FIG. 1 is a schematic cross-sectional view showing a part of the structure of a gallium nitride-based compound semiconductor light emitting device according to an embodiment of the present invention.

FIG. 2 is a schematic cross-sectional view illustrating an optical path of a conventional light emitting element.

FIG. 3 is a schematic cross-sectional view illustrating an optical path of a light emitting device of the present invention.

FIG. 4 is a diagram showing a spectrum of a light emitting element according to an embodiment of the present invention and a spectrum of a conventional light emitting element for comparison.
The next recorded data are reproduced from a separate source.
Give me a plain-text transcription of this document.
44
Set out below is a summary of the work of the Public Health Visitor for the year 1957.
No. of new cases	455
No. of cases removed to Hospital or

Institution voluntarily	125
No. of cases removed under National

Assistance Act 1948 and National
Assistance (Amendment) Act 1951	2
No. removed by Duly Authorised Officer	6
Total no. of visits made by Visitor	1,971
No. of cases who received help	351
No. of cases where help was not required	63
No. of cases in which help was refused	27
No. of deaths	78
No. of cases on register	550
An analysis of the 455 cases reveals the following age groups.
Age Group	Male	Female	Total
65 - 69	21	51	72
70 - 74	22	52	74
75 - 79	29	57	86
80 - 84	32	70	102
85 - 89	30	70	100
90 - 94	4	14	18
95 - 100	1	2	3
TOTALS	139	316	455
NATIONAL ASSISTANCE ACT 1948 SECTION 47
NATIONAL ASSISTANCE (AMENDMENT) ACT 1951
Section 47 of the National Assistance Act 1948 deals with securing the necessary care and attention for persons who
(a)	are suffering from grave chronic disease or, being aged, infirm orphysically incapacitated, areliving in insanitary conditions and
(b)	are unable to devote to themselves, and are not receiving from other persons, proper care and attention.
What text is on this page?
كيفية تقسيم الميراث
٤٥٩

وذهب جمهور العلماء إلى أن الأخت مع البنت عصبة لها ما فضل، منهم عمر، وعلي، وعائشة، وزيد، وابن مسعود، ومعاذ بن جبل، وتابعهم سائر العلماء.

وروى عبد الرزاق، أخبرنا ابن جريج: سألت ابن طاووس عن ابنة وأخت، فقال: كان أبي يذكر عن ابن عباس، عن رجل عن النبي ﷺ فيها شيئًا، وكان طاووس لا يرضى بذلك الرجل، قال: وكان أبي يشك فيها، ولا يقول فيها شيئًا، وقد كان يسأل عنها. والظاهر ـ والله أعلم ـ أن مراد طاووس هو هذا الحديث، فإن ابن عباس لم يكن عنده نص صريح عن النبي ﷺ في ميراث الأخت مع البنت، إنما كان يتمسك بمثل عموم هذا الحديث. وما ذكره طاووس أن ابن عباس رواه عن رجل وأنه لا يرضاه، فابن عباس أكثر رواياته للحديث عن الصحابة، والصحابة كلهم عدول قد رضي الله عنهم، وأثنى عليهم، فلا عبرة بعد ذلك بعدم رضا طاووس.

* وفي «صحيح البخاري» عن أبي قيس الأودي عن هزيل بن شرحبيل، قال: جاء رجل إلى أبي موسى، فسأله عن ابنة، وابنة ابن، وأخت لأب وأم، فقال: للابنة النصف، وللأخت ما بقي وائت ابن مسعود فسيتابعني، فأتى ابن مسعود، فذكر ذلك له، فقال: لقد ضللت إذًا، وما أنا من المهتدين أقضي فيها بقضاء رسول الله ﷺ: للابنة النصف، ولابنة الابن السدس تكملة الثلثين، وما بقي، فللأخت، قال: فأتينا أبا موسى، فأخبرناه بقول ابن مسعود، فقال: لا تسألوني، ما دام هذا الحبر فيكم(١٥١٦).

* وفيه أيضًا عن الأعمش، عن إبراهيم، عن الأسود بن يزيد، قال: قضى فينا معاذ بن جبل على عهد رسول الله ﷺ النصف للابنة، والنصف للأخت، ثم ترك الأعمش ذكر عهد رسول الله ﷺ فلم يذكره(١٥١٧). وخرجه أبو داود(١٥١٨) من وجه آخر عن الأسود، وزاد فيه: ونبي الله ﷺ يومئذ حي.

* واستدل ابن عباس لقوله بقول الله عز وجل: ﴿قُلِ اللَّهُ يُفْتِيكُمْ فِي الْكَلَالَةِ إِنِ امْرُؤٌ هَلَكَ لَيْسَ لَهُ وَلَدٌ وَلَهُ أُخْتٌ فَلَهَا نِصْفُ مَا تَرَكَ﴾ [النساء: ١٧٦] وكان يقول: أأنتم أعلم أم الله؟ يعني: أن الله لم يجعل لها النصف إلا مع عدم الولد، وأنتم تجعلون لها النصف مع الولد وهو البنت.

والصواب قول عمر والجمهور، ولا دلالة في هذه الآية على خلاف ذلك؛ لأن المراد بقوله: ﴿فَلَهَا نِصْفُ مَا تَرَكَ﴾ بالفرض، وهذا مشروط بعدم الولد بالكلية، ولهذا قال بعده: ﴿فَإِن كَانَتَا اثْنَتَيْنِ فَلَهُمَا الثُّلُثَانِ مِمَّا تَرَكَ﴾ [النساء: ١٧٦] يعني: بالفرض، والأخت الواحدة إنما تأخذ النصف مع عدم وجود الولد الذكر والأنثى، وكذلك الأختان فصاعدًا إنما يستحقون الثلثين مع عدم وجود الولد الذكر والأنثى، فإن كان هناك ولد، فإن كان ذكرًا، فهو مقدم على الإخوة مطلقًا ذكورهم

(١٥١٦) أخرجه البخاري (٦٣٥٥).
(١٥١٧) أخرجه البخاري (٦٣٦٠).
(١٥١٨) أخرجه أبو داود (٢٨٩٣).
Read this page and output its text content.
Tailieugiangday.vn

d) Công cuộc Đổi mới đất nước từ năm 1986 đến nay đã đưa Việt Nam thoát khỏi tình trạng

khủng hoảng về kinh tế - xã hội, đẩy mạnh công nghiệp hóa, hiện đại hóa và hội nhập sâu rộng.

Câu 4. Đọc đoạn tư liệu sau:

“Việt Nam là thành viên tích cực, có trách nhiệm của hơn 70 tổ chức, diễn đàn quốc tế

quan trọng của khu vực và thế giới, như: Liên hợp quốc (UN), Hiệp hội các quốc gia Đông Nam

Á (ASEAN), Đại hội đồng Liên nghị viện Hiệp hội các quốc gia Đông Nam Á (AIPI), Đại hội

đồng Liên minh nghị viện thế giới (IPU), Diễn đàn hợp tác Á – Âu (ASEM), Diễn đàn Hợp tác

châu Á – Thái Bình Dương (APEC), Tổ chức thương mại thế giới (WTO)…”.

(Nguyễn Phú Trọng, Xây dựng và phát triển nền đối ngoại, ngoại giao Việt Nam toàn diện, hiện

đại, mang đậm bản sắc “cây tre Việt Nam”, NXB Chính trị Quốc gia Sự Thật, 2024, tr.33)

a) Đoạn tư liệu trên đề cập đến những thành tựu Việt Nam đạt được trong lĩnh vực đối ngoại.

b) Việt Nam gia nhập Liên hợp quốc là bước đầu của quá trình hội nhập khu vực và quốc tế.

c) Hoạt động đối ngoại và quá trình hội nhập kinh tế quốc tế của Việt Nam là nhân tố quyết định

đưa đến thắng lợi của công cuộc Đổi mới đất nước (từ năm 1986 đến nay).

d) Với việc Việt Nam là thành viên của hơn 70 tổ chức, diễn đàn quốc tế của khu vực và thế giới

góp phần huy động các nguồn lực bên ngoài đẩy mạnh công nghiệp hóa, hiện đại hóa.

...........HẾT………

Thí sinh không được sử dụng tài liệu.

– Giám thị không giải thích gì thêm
FIG. 5 is a diagram showing a spectrum of a light emitting element according to an embodiment of the present invention and a spectrum of a conventional light emitting element for comparison.

[Explanation of symbols]

1 ... Sapphire substrate 2 ... n-type GaN layer 3 ... Zn-doped InGaN layer 4 ... p-type GaN layer 5 ... Transparent thin film 6 ... Encapsulating resin

Claims (3)

[Claims] 1. A light-emitting device comprising a sapphire substrate and a chip in which a gallium nitride-based compound semiconductor is stacked and sealed with a sealing material, wherein the gallium nitride-based compound semiconductor surface emits light of the gallium nitride-based compound semiconductor. A gallium nitride-based compound semiconductor light-emitting device, wherein a transparent thin film having a refractive index at a wavelength between the refractive index of a gallium nitride-based compound semiconductor and the refractive index of a sealing material is formed. 2. The transparent thin film has a film thickness of t,
When the emission wavelength of the gallium nitride compound semiconductor is λ and the refractive index of the transparent thin film at λ is n, t = Aλ / (4n)
The gallium nitride-based compound semiconductor light emitting device according to claim 1, wherein the gallium nitride-based compound semiconductor light emitting device is formed in a relationship of (where A is a natural number). 3. The gallium nitride-based compound semiconductor light emitting device according to claim 1, wherein the transparent thin film has conductivity.